Declaring care a “right” does more harm than good

One of the worst ways to think about health care reform is to pose the false choice of “Should health care be a right or a privilege?” Declaring health care to be some sort of legally enforceable “right” degrades quality and causes more patients to not get the treatment they need. In most nations, government attempts to make health care a “right” have suppressed the development of new medical therapies. In the United States, such efforts have fueled problems with pre-existing conditions (by favoring employer-sponsored insurance, for instance, which disappears when workers retire or get too sick to work), high prices for medicines and procedures, and high health-insurance premiums, while also discouraging innovations that would solve these problems.

The goal of health care reform should be a system that constantly makes health care better, more affordable, and more secure. The best tool humans have devised to bring goods and services within the reach of more and more people is a market system.
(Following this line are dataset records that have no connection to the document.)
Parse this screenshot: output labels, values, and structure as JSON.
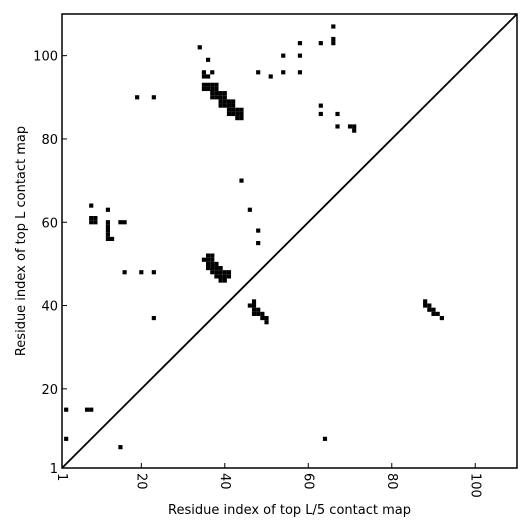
{
  "chart_data": {
    "type": "scatter",
    "title": "",
    "xlabel": "Residue index of top L/5 contact map",
    "ylabel": "Residue index of top L contact map",
    "xlim": [
      1,
      110
    ],
    "ylim": [
      1,
      110
    ],
    "x_ticks": [
      1,
      20,
      40,
      60,
      80,
      100
    ],
    "y_ticks": [
      1,
      20,
      40,
      60,
      80,
      100
    ],
    "x_tick_rotation_deg": 90,
    "grid": false,
    "legend": "none",
    "marker": "square",
    "marker_color": "#000000",
    "reference_line": {
      "from": [
        1,
        1
      ],
      "to": [
        110,
        110
      ],
      "color": "#000000"
    },
    "series": [
      {
        "name": "",
        "points": [
          [
            2,
            15
          ],
          [
            2,
            8
          ],
          [
            7,
            15
          ],
          [
            8,
            15
          ],
          [
            8,
            64
          ],
          [
            8,
            61
          ],
          [
            9,
            61
          ],
          [
            8,
            60
          ],
          [
            9,
            60
          ],
          [
            12,
            63
          ],
          [
            12,
            60
          ],
          [
            12,
            59
          ],
          [
            12,
            58
          ],
          [
            12,
            57
          ],
          [
            12,
            56
          ],
          [
            13,
            56
          ],
          [
            15,
            60
          ],
          [
            16,
            60
          ],
          [
            15,
            6
          ],
          [
            16,
            48
          ],
          [
            19,
            90
          ],
          [
            20,
            48
          ],
          [
            23,
            90
          ],
          [
            23,
            48
          ],
          [
            23,
            37
          ],
          [
            34,
            102
          ],
          [
            35,
            96
          ],
          [
            35,
            95
          ],
          [
            36,
            95
          ],
          [
            36,
            99
          ],
          [
            37,
            96
          ],
          [
            35,
            93
          ],
          [
            36,
            93
          ],
          [
            37,
            93
          ],
          [
            38,
            93
          ],
          [
            35,
            92
          ],
          [
            36,
            92
          ],
          [
            37,
            92
          ],
          [
            38,
            92
          ],
          [
            37,
            91
          ],
          [
            38,
            91
          ],
          [
            39,
            91
          ],
          [
            40,
            91
          ],
          [
            37,
            90
          ],
          [
            38,
            90
          ],
          [
            39,
            90
          ],
          [
            40,
            90
          ],
          [
            39,
            89
          ],
          [
            40,
            89
          ],
          [
            41,
            89
          ],
          [
            42,
            89
          ],
          [
            39,
            88
          ],
          [
            40,
            88
          ],
          [
            41,
            88
          ],
          [
            42,
            88
          ],
          [
            41,
            87
          ],
          [
            42,
            87
          ],
          [
            43,
            87
          ],
          [
            44,
            87
          ],
          [
            41,
            86
          ],
          [
            42,
            86
          ],
          [
            43,
            86
          ],
          [
            44,
            86
          ],
          [
            43,
            85
          ],
          [
            44,
            85
          ],
          [
            44,
            70
          ],
          [
            46,
            63
          ],
          [
            48,
            58
          ],
          [
            48,
            55
          ],
          [
            48,
            96
          ],
          [
            51,
            95
          ],
          [
            54,
            100
          ],
          [
            54,
            96
          ],
          [
            58,
            103
          ],
          [
            58,
            100
          ],
          [
            58,
            96
          ],
          [
            63,
            103
          ],
          [
            63,
            88
          ],
          [
            63,
            86
          ],
          [
            64,
            8
          ],
          [
            66,
            107
          ],
          [
            66,
            104
          ],
          [
            66,
            103
          ],
          [
            67,
            86
          ],
          [
            67,
            83
          ],
          [
            70,
            83
          ],
          [
            71,
            83
          ],
          [
            71,
            82
          ],
          [
            35,
            51
          ],
          [
            36,
            52
          ],
          [
            37,
            52
          ],
          [
            36,
            51
          ],
          [
            37,
            51
          ],
          [
            36,
            50
          ],
          [
            37,
            50
          ],
          [
            38,
            50
          ],
          [
            36,
            49
          ],
          [
            37,
            49
          ],
          [
            38,
            49
          ],
          [
            39,
            49
          ],
          [
            37,
            48
          ],
          [
            38,
            48
          ],
          [
            39,
            48
          ],
          [
            40,
            48
          ],
          [
            41,
            48
          ],
          [
            38,
            47
          ],
          [
            39,
            47
          ],
          [
            40,
            47
          ],
          [
            41,
            47
          ],
          [
            39,
            46
          ],
          [
            40,
            46
          ],
          [
            46,
            40
          ],
          [
            47,
            41
          ],
          [
            47,
            40
          ],
          [
            47,
            39
          ],
          [
            48,
            39
          ],
          [
            47,
            38
          ],
          [
            48,
            38
          ],
          [
            49,
            38
          ],
          [
            49,
            37
          ],
          [
            50,
            37
          ],
          [
            50,
            36
          ],
          [
            88,
            41
          ],
          [
            88,
            40
          ],
          [
            89,
            40
          ],
          [
            89,
            39
          ],
          [
            90,
            39
          ],
          [
            90,
            38
          ],
          [
            91,
            38
          ],
          [
            92,
            37
          ]
        ]
      }
    ]
  }
}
A market system rewards innovators who find ways to make goods and services better and more affordable, bringing health care within the reach of people who could not previously afford it. It leaves the rest of society wealthier and better able to care for the smaller number of vulnerable patients who remain.

In America, low-cost retail clinics, integrated health systems like Kaiser Permanente, and falling prices for services like cosmetic surgery and Lasik show that market forces are trying to break through and improve health care for patients. While there will always be some unmet need under any system, the great virtue of a market system is that it uses innovation to fill in the cracks, so that fewer patients fall through.